Words of “Welcome”

As I was recently working on a new writing project, I found myself struggling to talk about welcoming children into churches. The word “welcome” didn’t seem right, even though I’ve used that word in other writings, like Children’s Ministry that Fits.

So here’s what went on in my head and here’s a preview of part of the project:

In the past, I’ve written about the importance of welcoming children into congregations. However, as my thinking has evolved, welcome seems like a problematic word to convey my hopes and wishes for children and the church. Hosts welcome guests. Citizens welcome visitors. Families welcome strangers. Welcome speaks of an insider doing the welcoming and an outsider being welcomed. But in faith communities, shouldn’t children already be seen as members rather than strangers?
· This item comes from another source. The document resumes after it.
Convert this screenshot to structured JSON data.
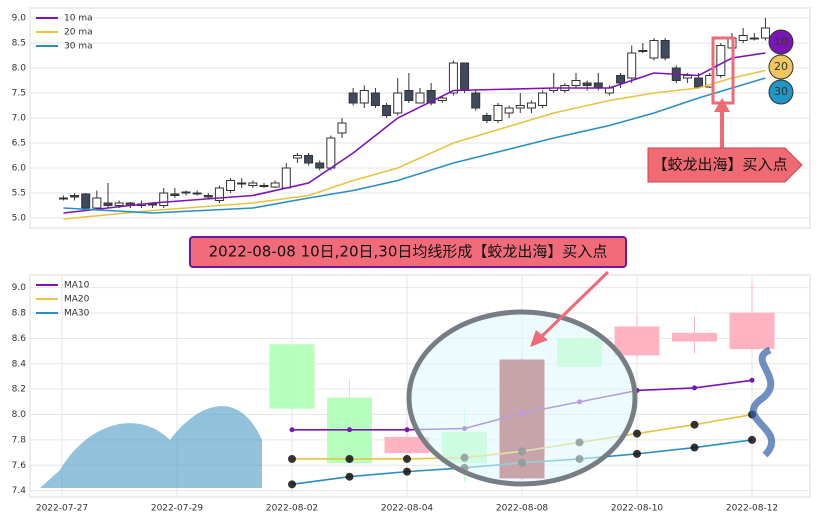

These young ones that Jesus holds up as exemplary members of God’s reign are certainly not guests, visitors, or strangers in the kingdom of God. So who are we to treat them as outsiders to our faith communities? (Maybe they’re the ones who should be extending their hands and welcoming us into the kingdom.)
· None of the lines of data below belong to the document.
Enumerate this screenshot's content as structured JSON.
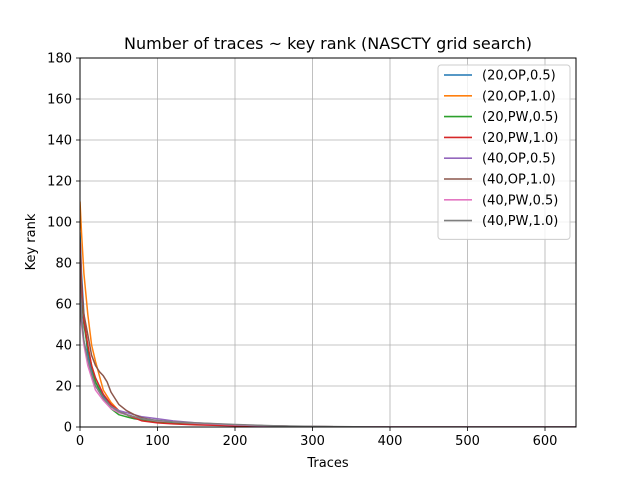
{
  "chart_data": {
    "type": "line",
    "title": "Number of traces ~ key rank (NASCTY grid search)",
    "xlabel": "Traces",
    "ylabel": "Key rank",
    "xlim": [
      0,
      640
    ],
    "ylim": [
      0,
      180
    ],
    "xticks": [
      0,
      100,
      200,
      300,
      400,
      500,
      600
    ],
    "yticks": [
      0,
      20,
      40,
      60,
      80,
      100,
      120,
      140,
      160,
      180
    ],
    "grid": true,
    "legend_position": "top-right",
    "series": [
      {
        "name": "(20,OP,0.5)",
        "color": "#1f77b4",
        "x": [
          0,
          2,
          5,
          10,
          15,
          20,
          30,
          40,
          50,
          60,
          70,
          80,
          100,
          120,
          150,
          200,
          250,
          300,
          400,
          640
        ],
        "y": [
          95,
          75,
          55,
          35,
          28,
          22,
          15,
          11,
          8,
          6,
          5,
          4,
          3,
          2,
          1.5,
          1,
          0.5,
          0.2,
          0,
          0
        ]
      },
      {
        "name": "(20,OP,1.0)",
        "color": "#ff7f0e",
        "x": [
          0,
          2,
          5,
          10,
          15,
          20,
          25,
          30,
          40,
          50,
          60,
          70,
          80,
          100,
          120,
          150,
          200,
          250,
          300,
          400,
          640
        ],
        "y": [
          110,
          95,
          75,
          55,
          40,
          32,
          25,
          18,
          12,
          8,
          6,
          5,
          4,
          3,
          2,
          1.5,
          1,
          0.5,
          0.2,
          0,
          0
        ]
      },
      {
        "name": "(20,PW,0.5)",
        "color": "#2ca02c",
        "x": [
          0,
          2,
          5,
          10,
          15,
          20,
          30,
          40,
          50,
          60,
          70,
          80,
          100,
          120,
          150,
          200,
          250,
          300,
          400,
          640
        ],
        "y": [
          80,
          62,
          50,
          38,
          30,
          22,
          14,
          9,
          6,
          5,
          4,
          3.5,
          2.5,
          2,
          1.5,
          0.8,
          0.4,
          0.2,
          0,
          0
        ]
      },
      {
        "name": "(20,PW,1.0)",
        "color": "#d62728",
        "x": [
          0,
          2,
          5,
          10,
          15,
          20,
          30,
          40,
          50,
          60,
          70,
          80,
          100,
          120,
          150,
          200,
          250,
          300,
          400,
          640
        ],
        "y": [
          90,
          70,
          52,
          40,
          30,
          24,
          16,
          11,
          8,
          6,
          4.5,
          3,
          2,
          1.5,
          1,
          0.6,
          0.3,
          0.1,
          0,
          0
        ]
      },
      {
        "name": "(40,OP,0.5)",
        "color": "#9467bd",
        "x": [
          0,
          2,
          5,
          10,
          15,
          20,
          30,
          40,
          50,
          60,
          70,
          80,
          100,
          120,
          150,
          200,
          250,
          300,
          400,
          640
        ],
        "y": [
          70,
          55,
          42,
          32,
          25,
          20,
          14,
          10,
          8,
          7,
          6,
          5,
          4,
          3,
          2,
          1,
          0.5,
          0.2,
          0,
          0
        ]
      },
      {
        "name": "(40,OP,1.0)",
        "color": "#8c564b",
        "x": [
          0,
          2,
          5,
          10,
          15,
          20,
          25,
          30,
          35,
          40,
          50,
          60,
          70,
          80,
          100,
          120,
          150,
          200,
          250,
          300,
          400,
          640
        ],
        "y": [
          85,
          65,
          55,
          45,
          35,
          30,
          27,
          25,
          22,
          17,
          11,
          8,
          6,
          4.5,
          3,
          2.5,
          1.8,
          1,
          0.5,
          0.2,
          0,
          0
        ]
      },
      {
        "name": "(40,PW,0.5)",
        "color": "#e377c2",
        "x": [
          0,
          2,
          5,
          10,
          15,
          20,
          30,
          40,
          50,
          60,
          70,
          80,
          100,
          120,
          150,
          200,
          250,
          300,
          400,
          640
        ],
        "y": [
          60,
          50,
          40,
          30,
          24,
          18,
          13,
          9,
          7,
          6,
          5,
          4,
          3,
          2.5,
          1.8,
          1,
          0.5,
          0.2,
          0,
          0
        ]
      },
      {
        "name": "(40,PW,1.0)",
        "color": "#7f7f7f",
        "x": [
          0,
          2,
          5,
          10,
          15,
          20,
          30,
          40,
          50,
          60,
          70,
          80,
          100,
          120,
          150,
          200,
          250,
          300,
          400,
          640
        ],
        "y": [
          65,
          52,
          42,
          33,
          26,
          20,
          14,
          10,
          7.5,
          6,
          5,
          4,
          3.2,
          2.5,
          2,
          1.2,
          0.6,
          0.3,
          0,
          0
        ]
      }
    ]
  }
}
So what is a more appropriate word? Invite? Embrace? Include? Each of these words fails to fully hold children as full community members. Each word assumes an active and a passive role. Someone actively invites, embraces, or includes while another passively is invited, is embraced, or is included. Maybe participate is a better word. Or engage. Or share. Or belong. These verbs don’t automatically place someone in the dominant active role and another in a submissive passive role. Many people can participate, engage, and share together. They can belong to one another. These words speak of human beings, of people who actively are and do together. And they move us toward views of children and adults being church together.